Benchmark runners: HumanEval, MBPP, LiveCodeBench, MMLU, GSM8K, SWE-bench Lite.
No trained checkpoints. The repo is functional code; training is the user's responsibility, with full instructions in docs/training-guide.md.

Quick links

docs/architecture-aurora-72b.md
docs/architecture-forge-460b.md
docs/training-guide.md — end-to-end how-to-train
docs/plugin-system.md — Claude-Code-style runtime reference
docs/datasets.md — every dataset, license, fetch instructions
docs/benchmarks.md — how to run each eval
docs/beginner-glossary.md — RoPE, MoE, MLA, LoRA, … in plain English

Repository layout

chatbot/
├── README.md
├── LICENSE                          # Apache-2.0
├── pyproject.toml
├── requirements.txt
├── requirements-train.txt
├── configs/
│   ├── models/                      # tiny, aurora-72b, forge-460b
│   ├── training/                    # pretrain, long_context, sft, dpo, lora, tool-use-sft
│   └── runtime/                     # default, aurora-chat, forge-coder
├── docs/                            # all the architecture / training / plugin docs
├── plugins_examples/                # two ready-to-copy plugins
├── scripts/                         # CLI entrypoints
├── src/chatbot/                     # the Python package itself
│   ├── models/{common, vision, aurora_50b, forge_250b}
│   ├── tokenizer/
│   ├── data/
│   ├── training/
│   ├── inference/
│   ├── runtime/
│   ├── eval/
│   └── utils/
├── tests/
└── legacy/v0-tiny-chatbot/          # the original ~1M-param educational chatbot, preserved

Installation

# Windows / PowerShell
git clone https://github.com/<you>/chatbot.git
cd chatbot
python -m venv .venv
.\.venv\Scripts\Activate.ps1
pip install -e .
# For training:
pip install -r requirements-train.txt

# Linux / macOS
git clone https://github.com/<you>/chatbot.git
cd chatbot
python -m venv .venv
source .venv/bin/activate
pip install -e .
pip install -r requirements-train.txt   # for training

Verify the package imports and the tests pass:

python -c "import chatbot; print(chatbot.__version__)"
pytest tests/ -q

Check that the model configs really hit ~50B / ~250B before you commit to serious compute:

python scripts/count_params.py --model tiny
python scripts/count_params.py --model aurora-72b
python scripts/count_params.py --model forge-460b

Quick smoke test (no GPU required)

A four-command flow that exercises tokenizer training, pretraining, SFT, and chat — all on the tiny config, on CPU, in minutes:

# 1) Tokenizer.
python scripts/train_tokenizer.py `
    --files tests/conftest.py `
    --vocab-size 1024 `
    --output checkpoints/tiny-tok.json

# 2) Pretrain a few steps. (Loss should decrease on a fixed seed.)
python scripts/pretrain.py `
    --model tiny `
    --tokenizer checkpoints/tiny-tok.json `
    max_steps=10 micro_batch_size=2

# 3) SFT a few more steps.
python scripts/sft.py `
    --model tiny `
    --tokenizer checkpoints/tiny-tok.json `
    --resume-from outputs/pretrain/latest `
    max_steps=10 micro_batch_size=2

# 4) Chat with the tiny checkpoint.
python scripts/chat.py `
    --model tiny `
    --checkpoint outputs/sft/latest `
    --tokenizer checkpoints/tiny-tok.json

If those four commands succeed end-to-end, the bigger configs will run end-to-end on a cluster — same code, just bigger numbers in YAML.

Training the real models

Every stage is one script invocation.
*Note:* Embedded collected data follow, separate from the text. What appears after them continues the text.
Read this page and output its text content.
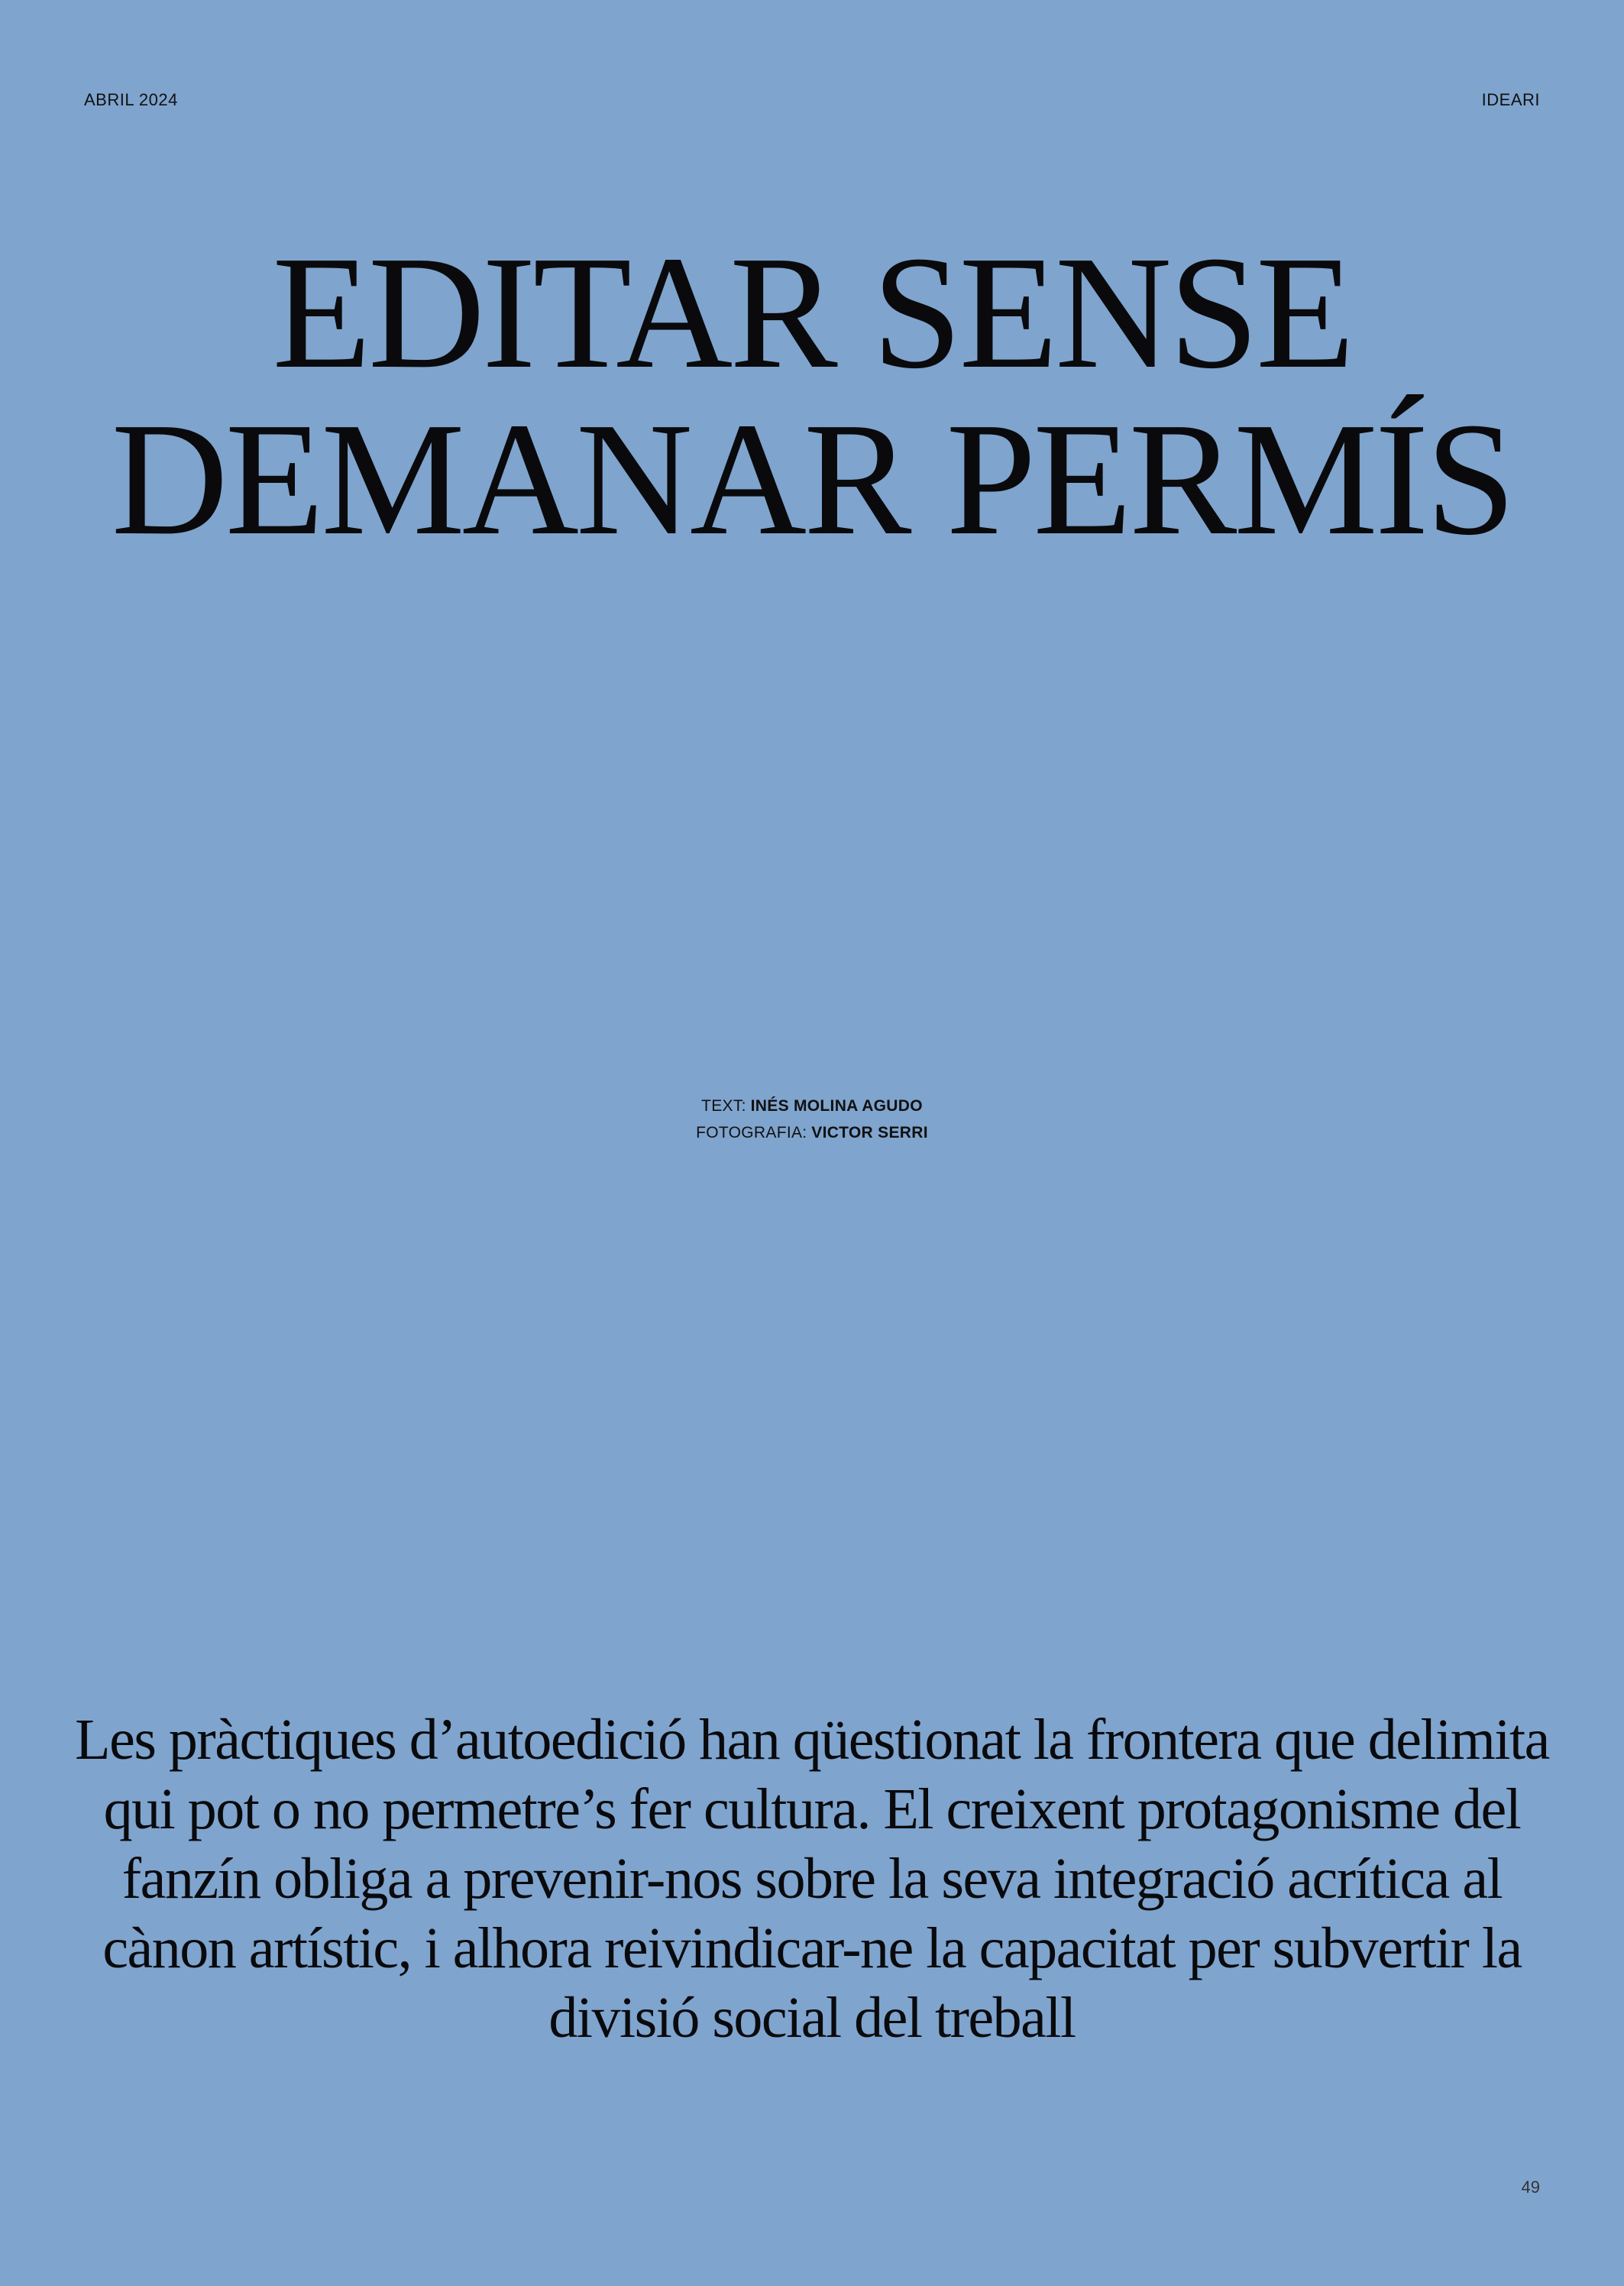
ABRIL 2024	IDEARI
EDITAR SENSE
DEMANAR PERMÍS
TEXT: INÉS MOLINA AGUDO
FOTOGRAFIA: VICTOR SERRI

Les pràctiques d’autoedició han qüestionat la frontera que delimita qui pot o no permetre’s fer cultura. El creixent protagonisme del fanzín obliga a prevenir-nos sobre la seva integració acrítica al cànon artístic, i alhora reivindicar-ne la capacitat per subvertir la divisió social del treball

49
See docs/training-guide.md for full hyperparameter tables, hardware sizing, and the long-context extension recipe. Headline commands:

# Aurora-72B
torchrun --nproc-per-node=8 scripts/pretrain.py \
    --model aurora-72b --training pretrain \
    --tokenizer checkpoints/aurora-tokenizer.json

torchrun --nproc-per-node=8 scripts/pretrain.py \
    --model aurora-72b --training long_context \
    --tokenizer checkpoints/aurora-tokenizer.json \
    resume_from=outputs/pretrain/latest

torchrun --nproc-per-node=8 scripts/sft.py    --model aurora-72b --tokenizer ...
torchrun --nproc-per-node=8 scripts/dpo.py    --model aurora-72b --tokenizer ...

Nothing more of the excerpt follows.